Le jugement fut critiqué par le gouvernement des Etats-Unis, largement commenté et soumis lui-aussi à interprétations sémantiques (voir par exemple Vives-Vallés et Collonnier). Cependant, au vu de la Directive OGM et de la vision du Principe de Précaution ayant cours en Europe, l’avis de la CJUE n’est pas dénué de fondement juridique. C’est plutôt la législation qui est absurde d’un point de vue rationnel…
Après l’avis de la CJUE, l’idée d’une révision du cadre juridique de l’UE sur les OGM a pris de l’ampleur et cela n’autant plus que le Prix Nobel de Chimie fut attribué en 2020 à Emmanuelle Charpentier et Jennifer Doudna pour leur travaux sur le système CRISPR-Cas, qui ouvrirent la voie à la technique d’édition de gène la plus prometteuse (voir A. Ricroch ).

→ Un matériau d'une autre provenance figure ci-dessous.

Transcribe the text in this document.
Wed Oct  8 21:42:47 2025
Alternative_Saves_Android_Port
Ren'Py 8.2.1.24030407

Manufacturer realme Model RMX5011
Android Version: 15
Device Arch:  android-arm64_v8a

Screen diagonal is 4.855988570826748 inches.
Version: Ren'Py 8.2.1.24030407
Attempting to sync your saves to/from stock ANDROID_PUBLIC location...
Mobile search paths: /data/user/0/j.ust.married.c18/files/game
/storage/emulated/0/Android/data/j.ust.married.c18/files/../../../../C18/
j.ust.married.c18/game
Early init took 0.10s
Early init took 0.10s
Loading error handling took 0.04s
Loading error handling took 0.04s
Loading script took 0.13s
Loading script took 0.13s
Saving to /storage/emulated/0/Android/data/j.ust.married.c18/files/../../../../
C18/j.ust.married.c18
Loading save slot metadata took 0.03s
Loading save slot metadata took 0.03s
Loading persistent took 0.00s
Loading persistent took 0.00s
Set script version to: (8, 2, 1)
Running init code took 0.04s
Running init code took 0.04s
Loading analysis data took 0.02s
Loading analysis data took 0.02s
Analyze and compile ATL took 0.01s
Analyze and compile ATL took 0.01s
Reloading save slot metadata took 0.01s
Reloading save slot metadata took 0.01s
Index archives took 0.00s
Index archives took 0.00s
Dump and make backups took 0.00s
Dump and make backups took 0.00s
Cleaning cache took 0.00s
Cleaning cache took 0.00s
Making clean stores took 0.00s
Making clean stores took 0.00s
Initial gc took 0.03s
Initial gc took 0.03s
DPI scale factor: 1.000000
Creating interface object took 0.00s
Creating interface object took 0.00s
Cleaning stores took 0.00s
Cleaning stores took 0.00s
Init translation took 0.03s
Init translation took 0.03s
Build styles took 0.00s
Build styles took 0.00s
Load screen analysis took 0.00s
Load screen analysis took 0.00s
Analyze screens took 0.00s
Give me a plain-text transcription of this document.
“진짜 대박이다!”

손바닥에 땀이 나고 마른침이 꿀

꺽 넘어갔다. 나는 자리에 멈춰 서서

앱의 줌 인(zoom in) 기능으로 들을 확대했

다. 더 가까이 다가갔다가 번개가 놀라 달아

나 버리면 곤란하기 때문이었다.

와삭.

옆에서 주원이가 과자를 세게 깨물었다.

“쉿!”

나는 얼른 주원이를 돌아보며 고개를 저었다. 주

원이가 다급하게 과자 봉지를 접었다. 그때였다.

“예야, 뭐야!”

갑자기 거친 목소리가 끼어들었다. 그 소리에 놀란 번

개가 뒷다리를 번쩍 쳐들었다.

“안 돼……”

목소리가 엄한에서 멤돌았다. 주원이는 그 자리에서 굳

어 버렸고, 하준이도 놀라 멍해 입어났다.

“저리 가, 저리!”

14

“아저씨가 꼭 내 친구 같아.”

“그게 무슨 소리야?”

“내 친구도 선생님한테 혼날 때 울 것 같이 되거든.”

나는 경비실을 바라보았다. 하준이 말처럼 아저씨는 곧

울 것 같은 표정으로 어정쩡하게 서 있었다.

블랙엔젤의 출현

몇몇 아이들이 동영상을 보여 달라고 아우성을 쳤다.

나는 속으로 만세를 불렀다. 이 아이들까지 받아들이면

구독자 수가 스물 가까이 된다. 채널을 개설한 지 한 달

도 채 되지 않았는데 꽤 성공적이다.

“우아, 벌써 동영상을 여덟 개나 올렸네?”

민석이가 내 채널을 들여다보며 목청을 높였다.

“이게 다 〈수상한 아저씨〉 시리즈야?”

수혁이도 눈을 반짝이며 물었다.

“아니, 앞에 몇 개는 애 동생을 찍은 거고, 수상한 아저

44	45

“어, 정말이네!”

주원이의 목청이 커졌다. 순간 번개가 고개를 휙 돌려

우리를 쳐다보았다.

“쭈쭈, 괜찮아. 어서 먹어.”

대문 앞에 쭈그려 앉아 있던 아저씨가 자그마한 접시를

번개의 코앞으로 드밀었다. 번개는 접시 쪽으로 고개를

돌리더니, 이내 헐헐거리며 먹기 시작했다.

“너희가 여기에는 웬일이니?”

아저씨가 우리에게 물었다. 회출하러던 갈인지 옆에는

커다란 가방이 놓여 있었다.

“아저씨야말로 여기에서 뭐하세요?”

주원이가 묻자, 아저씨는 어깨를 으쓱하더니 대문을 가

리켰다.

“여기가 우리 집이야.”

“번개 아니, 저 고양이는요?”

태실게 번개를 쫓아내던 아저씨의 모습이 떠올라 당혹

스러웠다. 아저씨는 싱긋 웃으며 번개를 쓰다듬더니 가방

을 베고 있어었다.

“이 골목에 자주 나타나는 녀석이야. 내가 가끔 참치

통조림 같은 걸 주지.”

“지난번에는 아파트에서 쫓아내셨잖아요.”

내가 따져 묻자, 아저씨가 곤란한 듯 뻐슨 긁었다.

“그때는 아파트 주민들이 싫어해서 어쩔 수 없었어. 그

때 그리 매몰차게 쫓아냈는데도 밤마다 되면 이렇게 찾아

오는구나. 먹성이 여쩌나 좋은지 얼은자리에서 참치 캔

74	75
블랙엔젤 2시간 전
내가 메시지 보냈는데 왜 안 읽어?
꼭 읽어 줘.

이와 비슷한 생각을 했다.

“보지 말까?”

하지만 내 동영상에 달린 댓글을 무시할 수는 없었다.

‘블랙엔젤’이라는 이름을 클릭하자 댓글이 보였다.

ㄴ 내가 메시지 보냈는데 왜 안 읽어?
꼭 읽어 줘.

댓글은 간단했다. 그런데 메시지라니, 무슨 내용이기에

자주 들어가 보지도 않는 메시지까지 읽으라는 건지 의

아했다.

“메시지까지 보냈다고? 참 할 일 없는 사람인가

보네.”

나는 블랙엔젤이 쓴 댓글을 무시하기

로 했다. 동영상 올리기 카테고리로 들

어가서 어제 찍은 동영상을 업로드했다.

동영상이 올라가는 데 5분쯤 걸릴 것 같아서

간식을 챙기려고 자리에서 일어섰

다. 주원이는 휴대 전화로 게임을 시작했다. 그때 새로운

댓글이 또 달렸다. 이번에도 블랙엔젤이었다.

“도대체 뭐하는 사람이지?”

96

Le dossier sur la table de la Commission européenne
Saisie par le Conseil de l’UE, la Commission promit de rendre un rapport avant la fin avril 2021, ce qu’elle fit. Fidèle à la tradition euro-bruxelloise, l’élaboration de ce rapport donna lieu à du lobbying intense des « parties prenantes ». Sans surprise les organisations de l’écologie politique ont fait pression pour des contraintes maximales, pour empêcher ainsi le déploiement des applications de ces nouvelles biotechnologies. Des initiatives scientifiques ont rappelé l’importance de ces innovations. L’initiative « European Sustainable Agriculture through Genome Editing» (EU-SAGE) a ainsi œuvré pour promouvoir des politiques qui permettent l’utilisation de l’édition de gène pour une agriculture et une alimentation « durables », des idées reprises par le think-tank Re-Imagine Europe, en montrant leur compatibilité avec les objectifs du Pacte Vert européen et sa stratégie « De la ferme à la table » (voir aussi ).
Un rapport qui tente de concilier les points de vue
L’étude a identifié les limites de la capacité de la législation à suivre le rythme des développements scientifiques et reconnait que ces derniers « entraînent des problèmes de mise en œuvre et des incertitudes juridiques ». La législation doit donc être adaptée… car « il ne peut pas être justifié d’appliquer différents niveaux de surveillance réglementaire à des produits similaires présentant des niveaux de risque similaires, comme c’est le cas pour les variétés de plantes obtenues de manière conventionnelles et celles obtenues à partir de certaines « nouvelles techniques génétiques ».
Dans une approche « en même temps », le rapport confirme que ces techniques « ont le potentiel de contribuer à des systèmes agroalimentaires durables conformément aux objectifs du Green Deal européen et de la stratégie de la ferme à l’assiette », et « dans le même temps, les applications de ces techniques dans le secteur agricole ne devraient pas porter atteinte à d’autres aspects de la production alimentaire durable, par exemple en ce qui concerne l’agriculture biologique ».
Le rapport recommande qu’ « une action politique future devra également combler les lacunes et les limites des connaissances identifiées dans cette étude. Il est important de noter que davantage d’efforts devraient être faits pour informer et dialoguer avec le public et évaluer ses points de vue ».
Nous sommes donc repartis pour un tour de débats… pendant que d’autres pays développent ces technologies et concentrent les brevets.